The following was originally published on the Sand Hill Group blog.
Although fraud and abuse are often cited as main drivers for the adoption of Hadoop in highly regulated industries, there has been relatively little focus on big data to prevent money laundering within commercial verticals. The former White House Deputy Chief Technology Officer, Daniel Weitzner, recently told The Wall Street Journal, “[Companies have] taken it on themselves to spot fraudulent transactions. [They] have invested billions in incredibly sophisticated Big Data techniques… But the understanding is the government—[and not banks]—will do the analysis to spot money laundering.”
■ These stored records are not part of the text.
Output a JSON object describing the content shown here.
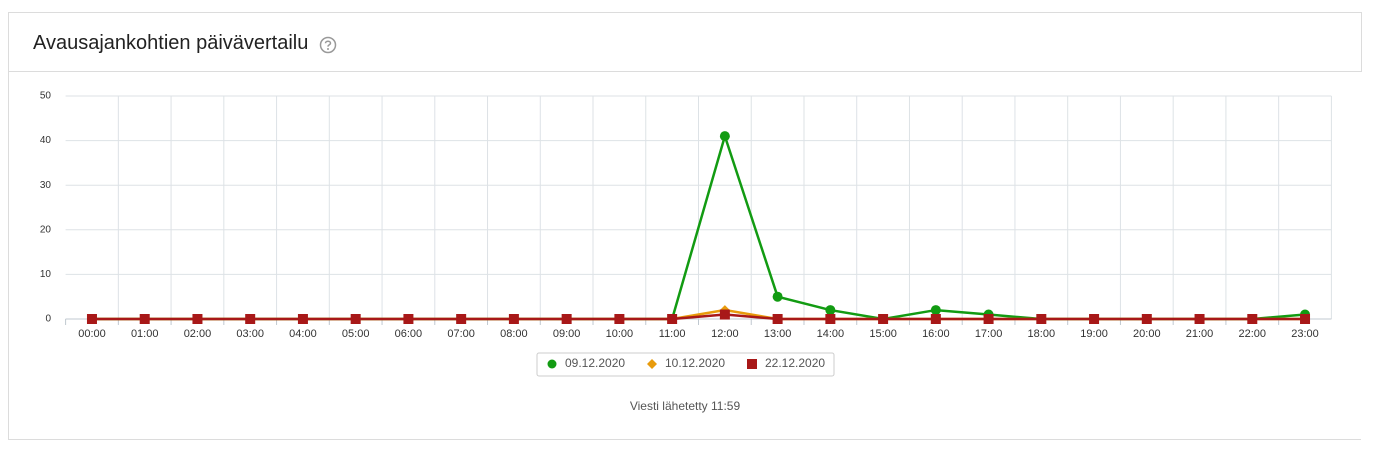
{
  "chart_data": {
    "type": "line",
    "title": "Avausajankohtien päivävertailu",
    "categories": [
      "00:00",
      "01:00",
      "02:00",
      "03:00",
      "04:00",
      "05:00",
      "06:00",
      "07:00",
      "08:00",
      "09:00",
      "10:00",
      "11:00",
      "12:00",
      "13:00",
      "14:00",
      "15:00",
      "16:00",
      "17:00",
      "18:00",
      "19:00",
      "20:00",
      "21:00",
      "22:00",
      "23:00"
    ],
    "series": [
      {
        "name": "09.12.2020",
        "color": "#129b12",
        "marker": "circle",
        "values": [
          0,
          0,
          0,
          0,
          0,
          0,
          0,
          0,
          0,
          0,
          0,
          0,
          41,
          5,
          2,
          0,
          2,
          1,
          0,
          0,
          0,
          0,
          0,
          1
        ]
      },
      {
        "name": "10.12.2020",
        "color": "#e89b0c",
        "marker": "diamond",
        "values": [
          0,
          0,
          0,
          0,
          0,
          0,
          0,
          0,
          0,
          0,
          0,
          0,
          2,
          0,
          0,
          0,
          0,
          0,
          0,
          0,
          0,
          0,
          0,
          0
        ]
      },
      {
        "name": "22.12.2020",
        "color": "#a81818",
        "marker": "square",
        "values": [
          0,
          0,
          0,
          0,
          0,
          0,
          0,
          0,
          0,
          0,
          0,
          0,
          1,
          0,
          0,
          0,
          0,
          0,
          0,
          0,
          0,
          0,
          0,
          0
        ]
      }
    ],
    "ylim": [
      0,
      50
    ],
    "yticks": [
      0,
      10,
      20,
      30,
      40,
      50
    ],
    "grid": true,
    "annotation": "Viesti lähetetty 11:59"
  }
}
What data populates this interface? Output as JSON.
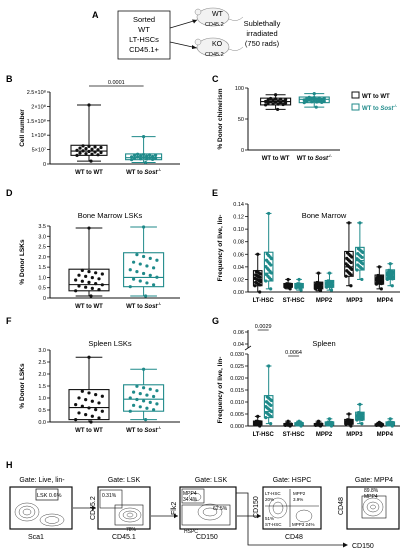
{
  "panels": {
    "A": {
      "letter": "A",
      "sorted_lines": [
        "Sorted",
        "WT",
        "LT-HSCs",
        "CD45.1+"
      ],
      "mouse_wt": "WT",
      "mouse_wt_sub": "CD45.2",
      "mouse_ko": "KO",
      "mouse_ko_sub": "CD45.2",
      "irradiated_lines": [
        "Sublethally",
        "irradiated",
        "(750 rads)"
      ]
    },
    "B": {
      "letter": "B",
      "ylabel": "Cell number",
      "pvalue": "0.0001",
      "yticks": [
        "0",
        "5×10⁷",
        "1×10⁸",
        "1.5×10⁸",
        "2×10⁸",
        "2.5×10⁸"
      ],
      "groups": [
        "WT to WT",
        "WT to Sost"
      ]
    },
    "C": {
      "letter": "C",
      "ylabel": "% Donor chimerism",
      "yticks": [
        "0",
        "50",
        "100"
      ],
      "groups": [
        "WT to WT",
        "WT to Sost"
      ],
      "legend": [
        "WT to WT",
        "WT to Sost"
      ]
    },
    "D": {
      "letter": "D",
      "title": "Bone Marrow LSKs",
      "ylabel": "% Donor LSKs",
      "yticks": [
        "0",
        "0.5",
        "1.0",
        "1.5",
        "2.0",
        "2.5",
        "3.0",
        "3.5"
      ],
      "groups": [
        "WT to WT",
        "WT to Sost"
      ]
    },
    "E": {
      "letter": "E",
      "title": "Bone Marrow",
      "ylabel": "Frequency of live, lin-",
      "yticks": [
        "0.00",
        "0.02",
        "0.04",
        "0.06",
        "0.08",
        "0.10",
        "0.12",
        "0.14"
      ],
      "groups": [
        "LT-HSC",
        "ST-HSC",
        "MPP2",
        "MPP3",
        "MPP4"
      ]
    },
    "F": {
      "letter": "F",
      "title": "Spleen LSKs",
      "ylabel": "% Donor LSKs",
      "yticks": [
        "0.0",
        "0.5",
        "1.0",
        "1.5",
        "2.0",
        "2.5",
        "3.0"
      ],
      "groups": [
        "WT to WT",
        "WT to Sost"
      ]
    },
    "G": {
      "letter": "G",
      "title": "Spleen",
      "ylabel": "Frequency of live, lin-",
      "yticks": [
        "0.000",
        "0.005",
        "0.010",
        "0.015",
        "0.020",
        "0.025",
        "0.030"
      ],
      "yticks_top": [
        "0.04",
        "0.06"
      ],
      "pvalue1": "0.0029",
      "pvalue2": "0.0064",
      "groups": [
        "LT-HSC",
        "ST-HSC",
        "MPP2",
        "MPP3",
        "MPP4"
      ]
    },
    "H": {
      "letter": "H",
      "gates": [
        "Gate: Live, lin-",
        "Gate: LSK",
        "Gate: LSK",
        "Gate: HSPC",
        "Gate: MPP4"
      ],
      "p1": {
        "x": "Sca1",
        "y": "",
        "gate": "LSK 0.6%"
      },
      "p2": {
        "x": "CD45.1",
        "y": "CD45.2",
        "v1": "0.31%",
        "v2": "78%"
      },
      "p3": {
        "x": "CD150",
        "y": "Flk2",
        "mpp4": "MPP4",
        "mpp4v": "34.4%",
        "hspc": "HSPC",
        "v": "62.5%"
      },
      "p4": {
        "x": "CD48",
        "y": "CD150",
        "lt": "LT-HSC",
        "ltv": "20%",
        "mpp2": "MPP2",
        "mpp2v": "3.9%",
        "st": "ST-HSC",
        "stv": "51%",
        "mpp3": "MPP3 24%"
      },
      "p5": {
        "x": "CD150",
        "y": "CD48",
        "v": "89.8%",
        "mpp4": "MPP4"
      }
    }
  },
  "sup": "-/-",
  "chart_data": [
    {
      "panel": "B",
      "type": "box",
      "ylabel": "Cell number",
      "ylim": [
        0,
        250000000
      ],
      "series": [
        {
          "name": "WT to WT",
          "min": 10000000,
          "q1": 30000000,
          "median": 45000000,
          "q3": 65000000,
          "max": 205000000
        },
        {
          "name": "WT to Sost-/-",
          "min": 5000000,
          "q1": 15000000,
          "median": 22000000,
          "q3": 35000000,
          "max": 95000000
        }
      ]
    },
    {
      "panel": "C",
      "type": "box",
      "ylabel": "% Donor chimerism",
      "ylim": [
        0,
        110
      ],
      "series": [
        {
          "name": "WT to WT",
          "min": 72,
          "q1": 80,
          "median": 86,
          "q3": 92,
          "max": 98
        },
        {
          "name": "WT to Sost-/-",
          "min": 76,
          "q1": 84,
          "median": 90,
          "q3": 94,
          "max": 100
        }
      ]
    },
    {
      "panel": "D",
      "type": "box",
      "ylabel": "% Donor LSKs",
      "ylim": [
        0,
        3.5
      ],
      "series": [
        {
          "name": "WT to WT",
          "min": 0.1,
          "q1": 0.35,
          "median": 0.65,
          "q3": 1.4,
          "max": 3.4
        },
        {
          "name": "WT to Sost-/-",
          "min": 0.1,
          "q1": 0.55,
          "median": 1.0,
          "q3": 2.2,
          "max": 3.45
        }
      ]
    },
    {
      "panel": "E",
      "type": "box",
      "ylabel": "Frequency of live, lin-",
      "ylim": [
        0,
        0.14
      ],
      "categories": [
        "LT-HSC",
        "ST-HSC",
        "MPP2",
        "MPP3",
        "MPP4"
      ],
      "series": [
        {
          "name": "WT to WT",
          "min": [
            0.0,
            0.005,
            0.002,
            0.01,
            0.005
          ],
          "median": [
            0.02,
            0.01,
            0.008,
            0.04,
            0.02
          ],
          "max": [
            0.06,
            0.02,
            0.03,
            0.11,
            0.04
          ]
        },
        {
          "name": "WT to Sost-/-",
          "min": [
            0.005,
            0.003,
            0.003,
            0.02,
            0.01
          ],
          "median": [
            0.03,
            0.01,
            0.012,
            0.05,
            0.03
          ],
          "max": [
            0.125,
            0.02,
            0.03,
            0.11,
            0.045
          ]
        }
      ]
    },
    {
      "panel": "F",
      "type": "box",
      "ylabel": "% Donor LSKs",
      "ylim": [
        0,
        3.0
      ],
      "series": [
        {
          "name": "WT to WT",
          "min": 0.0,
          "q1": 0.1,
          "median": 0.6,
          "q3": 1.35,
          "max": 2.7
        },
        {
          "name": "WT to Sost-/-",
          "min": 0.1,
          "q1": 0.45,
          "median": 0.95,
          "q3": 1.55,
          "max": 2.2
        }
      ]
    },
    {
      "panel": "G",
      "type": "box",
      "ylabel": "Frequency of live, lin-",
      "ylim": [
        0,
        0.06
      ],
      "categories": [
        "LT-HSC",
        "ST-HSC",
        "MPP2",
        "MPP3",
        "MPP4"
      ],
      "series": [
        {
          "name": "WT to WT",
          "min": [
            0.0,
            0.0,
            0.0,
            0.0,
            0.0
          ],
          "median": [
            0.002,
            0.001,
            0.001,
            0.003,
            0.001
          ],
          "max": [
            0.008,
            0.004,
            0.004,
            0.01,
            0.003
          ]
        },
        {
          "name": "WT to Sost-/-",
          "min": [
            0.002,
            0.0,
            0.0,
            0.002,
            0.0
          ],
          "median": [
            0.012,
            0.002,
            0.002,
            0.008,
            0.002
          ],
          "max": [
            0.05,
            0.004,
            0.006,
            0.018,
            0.006
          ]
        }
      ]
    }
  ]
}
However, a series of high-profile decisions by the U.S. Department of Justice against BNP Paribas, JP Morgan Chase, Barclays, and other large, global banks resulting in multi-billion-dollar fines has brought anti-money-laundering (AML) to the top of the financial services industry’s priority list. While the first wave of investment in big data tools and technology has heretofore been targeted at the identification and prevention of nefarious activities that lead to direct costs for banks, payment processors, and their customers, spending in the near term may likely be related to compliance with three key pieces of AML regulation:
- The Bank Secrecy Act (BSA)
- Know Your Customer (KYC)
- The Foreign Account Tax Compliance Act (FATCA)
Big Data Lightens the Burden of Investigation
Unlike other forms of fraud that are identified with machine learning algorithms that detect anomalies and outliers, money laundering schemes are designed to closely mimic typical banking behaviors and are, therefore, characteristically less anomalous. The thresholds mandated by reporting policies like BSA and utilized by first- and second-generation AML systems are well known, so criminals have little difficulty modeling the source of their above-board trade and transaction behaviors to be largely imperceptible, even to specialized software.
As a result, these systems must be enriched with much larger and more diverse data sets to isolate signals of possible money laundering. When a signal is detected, human judgment must be applied—a case is opened, which kicks off an inquiry to verify the crime and the extent of the damage. Without big data, the AML indicators are often not sufficiently distinct to be caught by computational models and leave most of the work to a time-consuming and expensive investigation. In fact, respondents to KPMG’s 2014 Global Anti-Money Laundering Survey reported they are “increasingly unhappy with their current automated monitoring efforts, [and are] looking for software that can reduce the burden on the compliance department.”
Apache Hadoop is the ideal platform for AML because it augments all of the core functions of a specialized system to better handle big data: data collection, data preparation, automated evaluation, model building, and investigation. The modern AML architecture is fully integrated with an enterprise data hub, with Hadoop initially staging massive complex data for legacy solutions to provide runtimes for the predictive models and perform the actual fraud detection. Beyond the introductory use case of more expansive and affordable storage, Hadoop’s natural fit for backtesting against long-term descriptive data is gaining popularity for more advanced AML workloads, as is the use of other components in the Hadoop stack for exploration, discovery, investigation, and forensics.
Building an AML Solution with an Enterprise Data Hub
Here’s a brief overview of the enterprise data hub value chain for AML:
Data Collection. Bank data tends to be segregated into silos, and modeling is usually limited to a few weeks or months. In contrast, the cost of storing data on Hadoop is typically orders of magnitude lower than every other alternative, meaning data spanning decades can easily and affordably be retained and queried in one place.
Data Preparation. Hadoop excels at data enrichment, transformation, and vectorization prior to being scored for fraud. It enables heuristic matching algorithm required to prepare certain types of data and integrates with familiar ETL tools while Hadoop handles the heavy data collection, transformation, and preparation.
Fraud Scoring. Access to a variety of predictive models improves the accuracy of fraud models. Hadoop’s support for multiple frameworks can bring multiple computational techniques to bear on the AML problem, including static rules engines, state machines, graph algorithms, natural language processing, and machine learning.
Model Development. Criminal methods evolve to evade detection, requiring predictive models to be improved over time. While some models are relatively static, others use techniques like linear regression and clustering, which require training from a historical data set. Interactive query tools like Cloudera Search and Impala facilitate the discovery of new patterns and associations while the availability of more data and processing power in Hadoop allow models to incorporate more parameters, train on longer historical perspective, and iterate more rapidly when backtesting new variations.
Investigation. Improving model accuracy to eliminate false positives, thereby reducing the time- and resource-intensive caseload for the human element of investigation, is a major way Hadoop decreases the cost of AML. As part of an enterprise data hub, ad hoc interactive query reduces the burden of investigation by providing fast answers to arbitrary questions over large data sets.
As part of an enterprise data hub, Hadoop’s flexibility, scalability, and affordability are extending existing investments in dedicated fraud-detection solutions by increasing the volume, age, and variety of data that can be examined while speeding up data transformation for faster time to insight. Once such massive data is consolidated, Hadoop can increasingly take on more advanced AML workloads such as entity matching while Cloudera Search and Impala remove the complexity of model development, process automation, and case investigation.